Over the next several years, we have worked with the City Council to put the Missing Link back to its original location. Despite these efforts, in 2008, the Seattle Department of Transportation (SDOT) issued an environmental determination under the State Environmental Policy Act (SEPA) indicating its decision to build the Missing Link on NW 45th Street and Shilshole Avenue NW. Beginning in 2008 and continuing through today, BBUG successfully challenged SDOT’s SEPA determination in multiple trials and hearings before the City’s Hearing Examiner and in King County Superior Court. In all of these actions, BBUG argued the Missing Link would be extremely unsafe if it is built on NW 45th Street and Shilshole Avenue. In 2012, the Hearing Examiner overwhelming agreed with BBUG and issued an Order directing SDOT to prepare an Environmental Impact Statement (EIS) to study whether it could safely build and locate the Missing Link in this location.

It took SDOT 4 years to complete the EIS, which it issued in the spring of 2016. Despite having spent so much time working on the EIS, SDOT completely failed to adequately study safety. The EIS contains only a single page dedicated to safety. The EIS also fails to study or discuss alternative designs to the Missing Link including protected bike facilities like the City is building throughout Seattle, including on Second Avenue downtown and on Westlake along Lake Union.
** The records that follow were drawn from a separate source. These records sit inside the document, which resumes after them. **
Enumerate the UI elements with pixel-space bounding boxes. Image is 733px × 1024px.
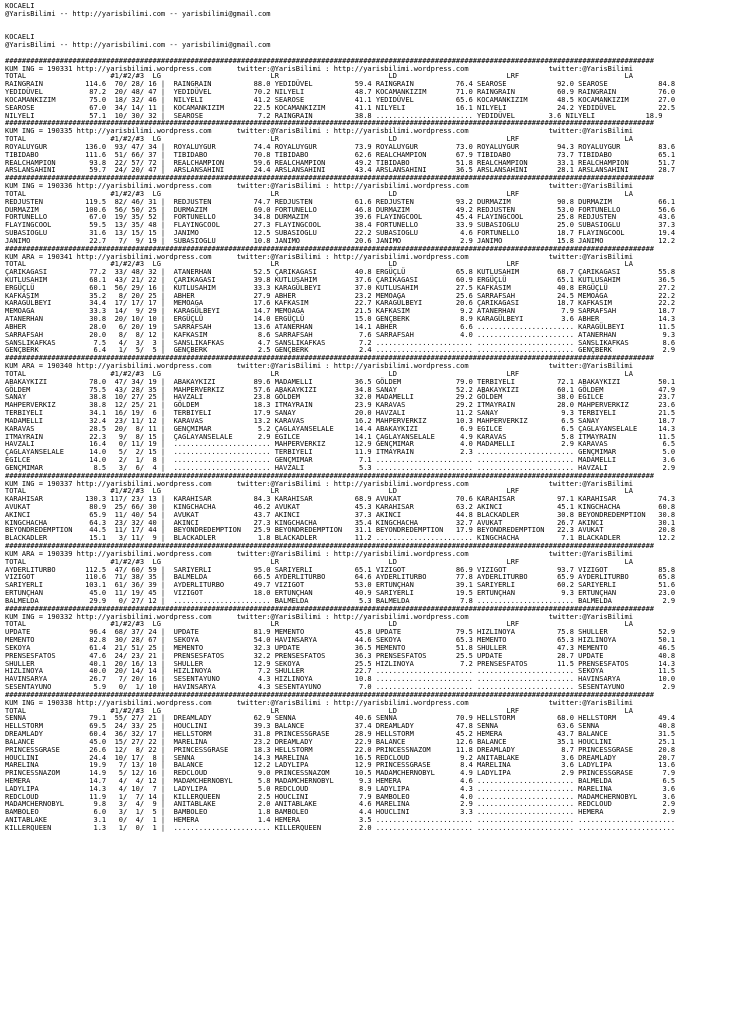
result-row: LADYLIPA 14.3 4/ 10/ 7 | LADYLIPA 5.0 REDCLOUD 8.9 LADYLIPA 4.3 ....................... MARELINA 3.6	[5, 784, 676, 793]
separator-line: ##########################################################################################################################################################	[5, 174, 655, 183]
result-row: ABAKAYKIZI 78.0 47/ 34/ 19 | ABAKAYKIZI 89.6 MADAMELLI 36.5 GÖLDEM 79.0 TERBIYELI 72.1 ABAKAYKIZI 50.1	[5, 377, 676, 386]
result-row: SEAROSE 67.0 34/ 14/ 11 | KOCAMANKIZIM 22.5 KOCAMANKIZIM 41.1 NILYELI 16.1 NILYELI 24.2 YEDIDÜVEL 22.5	[5, 103, 676, 112]
result-row: SEKOYA 61.4 21/ 51/ 25 | MEMENTO 32.3 UPDATE 36.5 MEMENTO 51.8 SHULLER 47.3 MEMENTO 46.5	[5, 643, 676, 652]
result-row: JANIMO 22.7 7/ 9/ 19 | SUBASIOGLU 10.8 JANIMO 20.6 JANIMO 2.9 JANIMO 15.8 JANIMO 12.2	[5, 236, 676, 245]
result-row: UPDATE 96.4 68/ 37/ 24 | UPDATE 81.9 MEMENTO 45.8 UPDATE 79.5 HIZLINOYA 75.8 SHULLER 52.9	[5, 628, 676, 637]
race-header: KUM ING = 190338 http://yarisbilimi.wordpress.com twitter:@YarisBilimi : http://yarisbilimi.wordpress.com twitter:@YarisBilimi	[5, 698, 633, 707]
result-row: GENÇMIMAR 8.5 3/ 6/ 4 | ....................... HAVZALI 5.3 ....................... ....................... HAVZALI 2.9	[5, 463, 676, 472]
result-row: REDJUSTEN 119.5 82/ 46/ 31 | REDJUSTEN 74.7 REDJUSTEN 61.6 REDJUSTEN 93.2 DURMAZIM 90.8 DURMAZIM 66.1	[5, 197, 676, 206]
results-document	[5, 3, 675, 833]
result-row: ITMAYRAIN 22.3 9/ 8/ 15 | ÇAGLAYANSELALE 2.9 EGILCE 14.1 ÇAGLAYANSELALE 4.9 KARAVAS 5.8 ITMAYRAIN 11.5	[5, 432, 676, 441]
result-row: KOCAMANKIZIM 75.0 18/ 32/ 46 | NILYELI 41.2 SEAROSE 41.1 YEDIDÜVEL 65.6 KOCAMANKIZIM 48.5 KOCAMANKIZIM 27.0	[5, 95, 676, 104]
race-header: KUM ING = 190332 http://yarisbilimi.wordpress.com twitter:@YarisBilimi : http://yarisbilimi.wordpress.com twitter:@YarisBilimi	[5, 612, 633, 621]
race-header: KUM ARA = 190340 http://yarisbilimi.wordpress.com twitter:@YarisBilimi : http://yarisbilimi.wordpress.com twitter:@YarisBilimi	[5, 362, 633, 371]
column-header: TOTAL #1/#2/#3 LG LR LD LRF LA	[5, 260, 633, 269]
location-title: KOCAELI	[5, 2, 35, 10]
result-row: SARRAFSAH 20.0 8/ 8/ 12 | KAFKASIM 8.6 SARRAFSAH 7.6 SARRAFSAH 4.0 ....................... ATANERHAN 9.3	[5, 330, 676, 339]
separator-line: ##########################################################################################################################################################	[5, 119, 655, 128]
result-row: HAVZALI 16.4 0/ 11/ 19 | ....................... MAHPERVERKIZ 12.9 GENÇMIMAR 4.0 MADAMELLI 2.9 KARAVAS 6.5	[5, 440, 676, 449]
result-row: ABHER 28.0 6/ 20/ 19 | SARRAFSAH 13.6 ATANERHAN 14.1 ABHER 6.6 ....................... KARAGÜLBEYI 11.5	[5, 322, 676, 331]
location-title: KOCAELI	[5, 33, 35, 42]
result-row: KINGCHACHA 64.3 23/ 32/ 40 | AKINCI 27.3 KINGCHACHA 35.4 KINGCHACHA 32.7 AVUKAT 26.7 AKINCI 30.1	[5, 518, 676, 527]
result-row: ERGÜÇLÜ 60.1 56/ 29/ 16 | KUTLUSAHIM 33.3 KARAGÜLBEYI 37.0 KUTLUSAHIM 27.5 KAFKASIM 40.8 ERGÜÇLÜ 27.2	[5, 283, 676, 292]
result-row: TERBIYELI 34.1 16/ 19/ 6 | TERBIYELI 17.9 SANAY 20.0 HAVZALI 11.2 SANAY 9.3 TERBIYELI 21.5	[5, 409, 676, 418]
result-row: BALMELDA 29.9 0/ 27/ 12 | ....................... BALMELDA 5.3 BALMELDA 7.8 ....................... BALMELDA 2.9	[5, 596, 676, 605]
result-row: AYDERLITURBO 112.5 47/ 60/ 59 | SARIYERLI 95.0 SARIYERLI 65.1 VIZIGOT 86.9 VIZIGOT 93.7 VIZIGOT 85.8	[5, 565, 676, 574]
result-row: HAVINSARYA 26.7 7/ 20/ 16 | SESENTAYUNO 4.3 HIZLINOYA 10.8 ....................... ....................... HAVINSARYA 10.0	[5, 675, 676, 684]
result-row: MADAMELLI 32.4 23/ 11/ 12 | KARAVAS 13.2 KARAVAS 16.2 MAHPERVERKIZ 10.3 MAHPERVERKIZ 6.5 SANAY 18.7	[5, 416, 676, 425]
result-row: GENÇBERK 6.4 1/ 5/ 5 | GENÇBERK 2.5 GENÇBERK 2.4 ....................... ....................... GENÇBERK 2.9	[5, 346, 676, 355]
result-row: BALANCE 45.0 15/ 27/ 22 | MARELINA 23.2 DREAMLADY 22.9 BALANCE 12.6 BALANCE 35.1 HOUCLINI 25.1	[5, 737, 676, 746]
race-header: KUM ING = 190337 http://yarisbilimi.wordpress.com twitter:@YarisBilimi : http://yarisbilimi.wordpress.com twitter:@YarisBilimi	[5, 479, 633, 488]
result-row: AVUKAT 80.9 25/ 66/ 30 | KINGCHACHA 46.2 AVUKAT 45.3 KARAHISAR 63.2 AKINCI 45.1 KINGCHACHA 60.8	[5, 503, 676, 511]
race-header: KUM ING = 190331 http://yarisbilimi.wordpress.com twitter:@YarisBilimi : http://yarisbilimi.wordpress.com twitter:@YarisBilimi	[5, 64, 633, 73]
result-row: ANITABLAKE 3.1 0/ 4/ 1 | HEMERA 1.4 HEMERA 3.5 ....................... ....................... .......................	[5, 816, 676, 825]
separator-line: ##########################################################################################################################################################	[5, 690, 655, 699]
result-row: ERTUNÇHAN 45.0 11/ 19/ 45 | VIZIGOT 18.0 ERTUNÇHAN 40.9 SARIYERLI 19.5 ERTUNÇHAN 9.3 ERTUNÇHAN 23.0	[5, 589, 676, 598]
race-header: KUM ING = 190336 http://yarisbilimi.wordpress.com twitter:@YarisBilimi : http://yarisbilimi.wordpress.com twitter:@YarisBilimi	[5, 182, 633, 191]
result-row: PRENSESFATOS 47.6 24/ 23/ 21 | PRENSESFATOS 32.2 PRENSESFATOS 36.3 PRENSESFATOS 25.5 UPDATE 28.7 UPDATE 40.8	[5, 651, 676, 660]
result-row: FORTUNELLO 67.0 19/ 35/ 52 | FORTUNELLO 34.8 DURMAZIM 39.6 FLAYINGCOOL 45.4 FLAYINGCOOL 25.8 REDJUSTEN 43.6	[5, 213, 676, 222]
column-header: TOTAL #1/#2/#3 LG LR LD LRF LA	[5, 620, 633, 629]
result-row: HEMERA 14.7 4/ 4/ 12 | MADAMCHERNOBYL 5.8 MADAMCHERNOBYL 9.3 HEMERA 4.6 ....................... BALMELDA 6.5	[5, 776, 676, 785]
result-row: ARSLANSAHINI 59.7 24/ 20/ 47 | ARSLANSAHINI 24.4 ARSLANSAHINI 43.4 ARSLANSAHINI 36.5 ARSLANSAHINI 28.1 ARSLANSAHINI 28.7	[5, 166, 676, 175]
result-row: ÇARIKAGASI 77.2 33/ 48/ 32 | ATANERHAN 52.5 ÇARIKAGASI 40.8 ERGÜÇLÜ 65.8 KUTLUSAHIM 68.7 ÇARIKAGASI 55.8	[5, 268, 676, 277]
result-row: SUBASIOGLU 31.6 13/ 15/ 15 | JANIMO 12.5 SUBASIOGLU 22.2 SUBASIOGLU 4.6 FORTUNELLO 18.7 FLAYINGCOOL 19.4	[5, 229, 676, 238]
result-row: HELLSTORM 69.5 24/ 33/ 25 | HOUCLINI 39.3 BALANCE 37.4 DREAMLADY 47.8 SENNA 63.6 SENNA 40.8	[5, 722, 676, 731]
result-row: KILLERQUEEN 1.3 1/ 0/ 1 | ....................... KILLERQUEEN 2.0 ....................... ....................... .......................	[5, 823, 676, 832]
result-row: HIZLINOYA 40.0 20/ 14/ 14 | HIZLINOYA 7.2 SHULLER 22.7 ....................... ....................... SEKOYA 11.5	[5, 667, 676, 676]
result-row: MARELINA 19.9 7/ 13/ 10 | BALANCE 12.2 LADYLIPA 12.9 PRINCESSGRASE 8.4 MARELINA 3.6 LADYLIPA 13.6	[5, 761, 676, 770]
result-row: MEMOAGA 33.3 14/ 9/ 29 | KARAGÜLBEYI 14.7 MEMOAGA 21.5 KAFKASIM 9.2 ATANERHAN 7.9 SARRAFSAH 18.7	[5, 307, 676, 316]
result-row: SANAY 38.8 10/ 27/ 25 | HAVZALI 23.8 GÖLDEM 32.0 MADAMELLI 29.2 GÖLDEM 38.0 EGILCE 23.7	[5, 393, 676, 402]
blank-line	[5, 26, 675, 34]
blank-line	[5, 19, 675, 27]
result-row: KARAVAS 28.5 20/ 8/ 11 | GENÇMIMAR 5.2 ÇAGLAYANSELALE 14.4 ABAKAYKIZI 6.9 EGILCE 6.5 ÇAGLAYANSELALE 14.3	[5, 424, 676, 433]
result-row: BEYONDREDEMPTION 44.5 11/ 17/ 44 | BEYONDREDEMPTION 25.9 BEYONDREDEMPTION 31.1 BEYONDREDEMPTION 17.9 BEYONDREDEMPTION 22.3 AVUKAT 20.8	[5, 526, 676, 535]
column-header: TOTAL #1/#2/#3 LG LR LD LRF LA	[5, 189, 633, 198]
result-row: KARAHISAR 130.3 117/ 23/ 13 | KARAHISAR 84.3 KARAHISAR 68.9 AVUKAT 70.6 KARAHISAR 97.1 KARAHISAR 74.3	[5, 495, 676, 504]
race-header: KUM ARA = 190341 http://yarisbilimi.wordpress.com twitter:@YarisBilimi : http://yarisbilimi.wordpress.com twitter:@YarisBilimi	[5, 252, 633, 261]
column-header: TOTAL #1/#2/#3 LG LR LD LRF LA	[5, 369, 633, 378]
result-row: BLACKADLER 15.1 3/ 11/ 9 | BLACKADLER 1.8 BLACKADLER 11.2 ....................... KINGCHACHA 7.1 BLACKADLER 12.2	[5, 534, 676, 543]
separator-line: ##########################################################################################################################################################	[5, 56, 655, 65]
result-row: REALCHAMPION 93.8 22/ 57/ 72 | REALCHAMPION 59.6 REALCHAMPION 49.2 TIBIDABO 51.8 REALCHAMPION 33.1 REALCHAMPION 51.7	[5, 158, 676, 167]
column-header: TOTAL #1/#2/#3 LG LR LD LRF LA	[5, 557, 633, 566]
result-row: YEDIDÜVEL 87.2 20/ 48/ 47 | YEDIDÜVEL 70.2 NILYELI 48.7 KOCAMANKIZIM 71.0 RAINGRAIN 60.9 RAINGRAIN 76.0	[5, 88, 676, 97]
column-header: TOTAL #1/#2/#3 LG LR LD LRF LA	[5, 135, 633, 144]
result-row: EGILCE 14.0 2/ 1/ 8 | ....................... GENÇMIMAR 7.1 ....................... ....................... MADAMELLI 3.6	[5, 456, 676, 465]
result-row: PRINCESSGRASE 26.6 12/ 8/ 22 | PRINCESSGRASE 18.3 HELLSTORM 22.0 PRINCESSNAZOM 11.8 DREAMLADY 8.7 PRINCESSGRASE 20.8	[5, 745, 676, 754]
contact-line: @YarisBilimi -- http://yarisbilimi.com -- yarisbilimi@gmail.com	[5, 9, 271, 18]
result-row: ROYALUYGUR 136.0 93/ 47/ 34 | ROYALUYGUR 74.4 ROYALUYGUR 73.9 ROYALUYGUR 73.0 ROYALUYGUR 94.3 ROYALUYGUR 83.6	[5, 142, 676, 151]
separator-line: ##########################################################################################################################################################	[5, 471, 655, 480]
result-row: AKINCI 65.9 11/ 40/ 54 | AVUKAT 43.7 AKINCI 37.3 AKINCI 44.8 BLACKADLER 30.8 BEYONDREDEMPTION 30.8	[5, 510, 676, 519]
separator-line: ##########################################################################################################################################################	[5, 604, 655, 613]
result-row: MADAMCHERNOBYL 9.8 3/ 4/ 9 | ANITABLAKE 2.0 ANITABLAKE 4.6 MARELINA 2.9 ....................... REDCLOUD 2.9	[5, 800, 676, 809]
separator-line: ##########################################################################################################################################################	[5, 542, 655, 551]
result-row: SENNA 79.1 55/ 27/ 21 | DREAMLADY 62.9 SENNA 40.6 SENNA 70.9 HELLSTORM 68.0 HELLSTORM 49.4	[5, 714, 676, 723]
contact-line: @YarisBilimi -- http://yarisbilimi.com -- yarisbilimi@gmail.com	[5, 41, 271, 50]
result-row: MAHPERVERKIZ 38.8 12/ 25/ 21 | GÖLDEM 18.3 ITMAYRAIN 23.9 KARAVAS 29.2 ITMAYRAIN 28.0 MAHPERVERKIZ 23.6	[5, 401, 676, 410]
separator-line: ##########################################################################################################################################################	[5, 354, 655, 363]
result-row: FLAYINGCOOL 59.5 13/ 35/ 48 | FLAYINGCOOL 27.3 FLAYINGCOOL 38.4 FORTUNELLO 33.9 SUBASIOGLU 25.0 SUBASIOGLU 37.3	[5, 221, 676, 230]
race-header: KUM ARA = 190339 http://yarisbilimi.wordpress.com twitter:@YarisBilimi : http://yarisbilimi.wordpress.com twitter:@YarisBilimi	[5, 549, 633, 558]
result-row: KARAGÜLBEYI 34.4 17/ 17/ 17 | MEMOAGA 17.6 KAFKASIM 22.7 KARAGÜLBEYI 20.6 ÇARIKAGASI 18.7 KAFKASIM 22.2	[5, 299, 676, 308]
result-row: ÇAGLAYANSELALE 14.0 5/ 2/ 15 | ....................... TERBIYELI 11.9 ITMAYRAIN 2.3 ....................... GENÇMIMAR 5.0	[5, 448, 676, 457]
result-row: DREAMLADY 60.4 36/ 32/ 17 | HELLSTORM 31.8 PRINCESSGRASE 28.9 HELLSTORM 45.2 HEMERA 43.7 BALANCE 31.5	[5, 730, 676, 739]
result-row: NILYELI 57.1 10/ 30/ 32 | SEAROSE 7.2 RAINGRAIN 38.8 ....................... YEDIDÜVEL 3.6 NILYELI 18.9	[5, 111, 663, 120]
result-row: KAFKASIM 35.2 8/ 20/ 25 | ABHER 27.9 ABHER 23.2 MEMOAGA 25.6 SARRAFSAH 24.5 MEMOAGA 22.2	[5, 291, 676, 300]
result-row: DURMAZIM 100.6 56/ 50/ 25 | DURMAZIM 69.0 FORTUNELLO 46.8 DURMAZIM 49.2 REDJUSTEN 53.0 FORTUNELLO 56.6	[5, 205, 676, 214]
result-row: TIBIDABO 111.6 51/ 66/ 37 | TIBIDABO 70.8 TIBIDABO 62.6 REALCHAMPION 67.9 TIBIDABO 73.7 TIBIDABO 65.1	[5, 150, 676, 159]
race-header: KUM ING = 190335 http://yarisbilimi.wordpress.com twitter:@YarisBilimi : http://yarisbilimi.wordpress.com twitter:@YarisBilimi	[5, 127, 633, 136]
result-row: MEMENTO 82.8 30/ 28/ 67 | SEKOYA 54.0 HAVINSARYA 44.6 SEKOYA 65.3 MEMENTO 65.3 HIZLINOYA 50.1	[5, 636, 676, 645]
result-row: SARIYERLI 103.1 61/ 36/ 39 | AYDERLITURBO 49.7 VIZIGOT 53.0 ERTUNÇHAN 39.1 SARIYERLI 60.2 SARIYERLI 51.6	[5, 581, 676, 590]
result-row: REDCLOUD 11.9 1/ 7/ 14 | KILLERQUEEN 2.5 HOUCLINI 7.9 BAMBOLEO 4.0 ....................... MADAMCHERNOBYL 3.6	[5, 792, 676, 801]
column-header: TOTAL #1/#2/#3 LG LR LD LRF LA	[5, 487, 633, 496]
result-row: GÖLDEM 75.5 43/ 28/ 35 | MAHPERVERKIZ 57.6 ABAKAYKIZI 34.8 SANAY 52.2 ABAKAYKIZI 60.1 GÖLDEM 47.9	[5, 385, 676, 394]
result-row: SHULLER 40.1 20/ 16/ 13 | SHULLER 12.9 SEKOYA 25.5 HIZLINOYA 7.2 PRENSESFATOS 11.5 PRENSESFATOS 14.3	[5, 659, 676, 668]
result-row: VIZIGOT 110.6 71/ 38/ 35 | BALMELDA 66.5 AYDERLITURBO 64.6 AYDERLITURBO 77.8 AYDERLITURBO 65.9 AYDERLITURBO 65.8	[5, 573, 676, 582]
column-header: TOTAL #1/#2/#3 LG LR LD LRF LA	[5, 72, 633, 81]
result-row: KUTLUSAHIM 68.1 43/ 21/ 22 | ÇARIKAGASI 39.8 KUTLUSAHIM 37.6 ÇARIKAGASI 60.9 ERGÜÇLÜ 65.1 KUTLUSAHIM 36.5	[5, 275, 676, 284]
result-row: HOUCLINI 24.4 10/ 17/ 8 | SENNA 14.3 MARELINA 16.5 REDCLOUD 9.2 ANITABLAKE 3.6 DREAMLADY 20.7	[5, 753, 676, 762]
result-row: BAMBOLEO 6.0 3/ 1/ 5 | BAMBOLEO 1.8 BAMBOLEO 4.4 HOUCLINI 3.3 ....................... HEMERA 2.9	[5, 808, 676, 817]
result-row: RAINGRAIN 114.6 70/ 28/ 16 | RAINGRAIN 88.0 YEDIDÜVEL 59.4 RAINGRAIN 76.4 SEAROSE 92.0 SEAROSE 84.8	[5, 80, 676, 89]
result-row: SESENTAYUNO 5.9 0/ 1/ 10 | HAVINSARYA 4.3 SESENTAYUNO 7.0 ....................... ....................... SESENTAYUNO 2.9	[5, 683, 676, 692]
result-row: SANSLIKAFKAS 7.5 4/ 3/ 3 | SANSLIKAFKAS 4.7 SANSLIKAFKAS 7.2 ....................... ....................... SANSLIKAFKAS 8.6	[5, 338, 676, 347]
separator-line: ##########################################################################################################################################################	[5, 244, 655, 253]
result-row: PRINCESSNAZOM 14.9 5/ 12/ 16 | REDCLOUD 9.0 PRINCESSNAZOM 10.5 MADAMCHERNOBYL 4.9 LADYLIPA 2.9 PRINCESSGRASE 7.9	[5, 769, 676, 778]
result-row: ATANERHAN 30.8 20/ 10/ 10 | ERGÜÇLÜ 14.0 ERGÜÇLÜ 15.0 GENÇBERK 8.9 KARAGÜLBEYI 3.6 ABHER 14.3	[5, 315, 676, 324]
column-header: TOTAL #1/#2/#3 LG LR LD LRF LA	[5, 706, 633, 715]
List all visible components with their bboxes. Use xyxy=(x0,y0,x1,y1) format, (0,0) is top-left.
SDOT’s plan to building the Missing Link on Shilshole is extremely dangerous. The Missing Link in this area is an unprotected recreational sidepath. There are 55 industrial driveways along this portion of Shilshole Avenue NW – or one every 144 feet. Users of the trail will be subjected to unsafe conditions on a street with daily heavy industrial traffic and long delays as large trucks cross the trail. SDOT will remove many loading docks and driveways that the maritime and industrial businesses located along Shilshole Avenue NW depend on and thousands of union and family wage jobs will be threatened.

 

In addition to threatening public safety and jobs, SDOT’s proposal project to complete the Missing Link is ridiculously expensive: The City’s 2017 budget includes $31 million for this 1.5 mile recreational bike trail project. That is $20.6 million per mile. SDOT builds protected bicycle facilities, like the Westlake Cycle Track, for $1.3 to $1.6 million per mile. SDOT could build up to 24 miles of protected bicycle facilities elsewhere in the City for the same amount of money that it proposes to spend on the Missing Link.

This exorbitant investment in 1.5 miles of recreational bicycle trail in North Seattle exacerbates SDOT’s pattern of excessive spending on bicycle infrastructure that favors predominately white areas while largely ignoring communities of color. SDOT failed to apply the City’s Race and Social Justice Initiative to the Missing Link project, even though it is intended to end institutionalized racism and race-based gaps in City government programs and spending.

As a practical matter, SDOT will not be able to construct the trail on Shilshole Avenue NW until at least 2025 because Seattle Public Utilities (SPU) has already started building the combined sewer overflow (CSO) project to prevent sewage from overflowing into the Ship Canal during heavy rain in the exact same location SDOT proposes to construct the Missing Link. SPU has to build the CSO project under a consent decree with the US EPA. Construction on the CSO project will begin shortly and continue through 2025. If SDOT constructs the trail here, SPU will tear it out during the course of the CSO project, wasting millions of dollars.

The Leary Avenue and NW Market Street option will reduce the trail’s impact on working families, enhance safety for trail users, and save millions of dollars.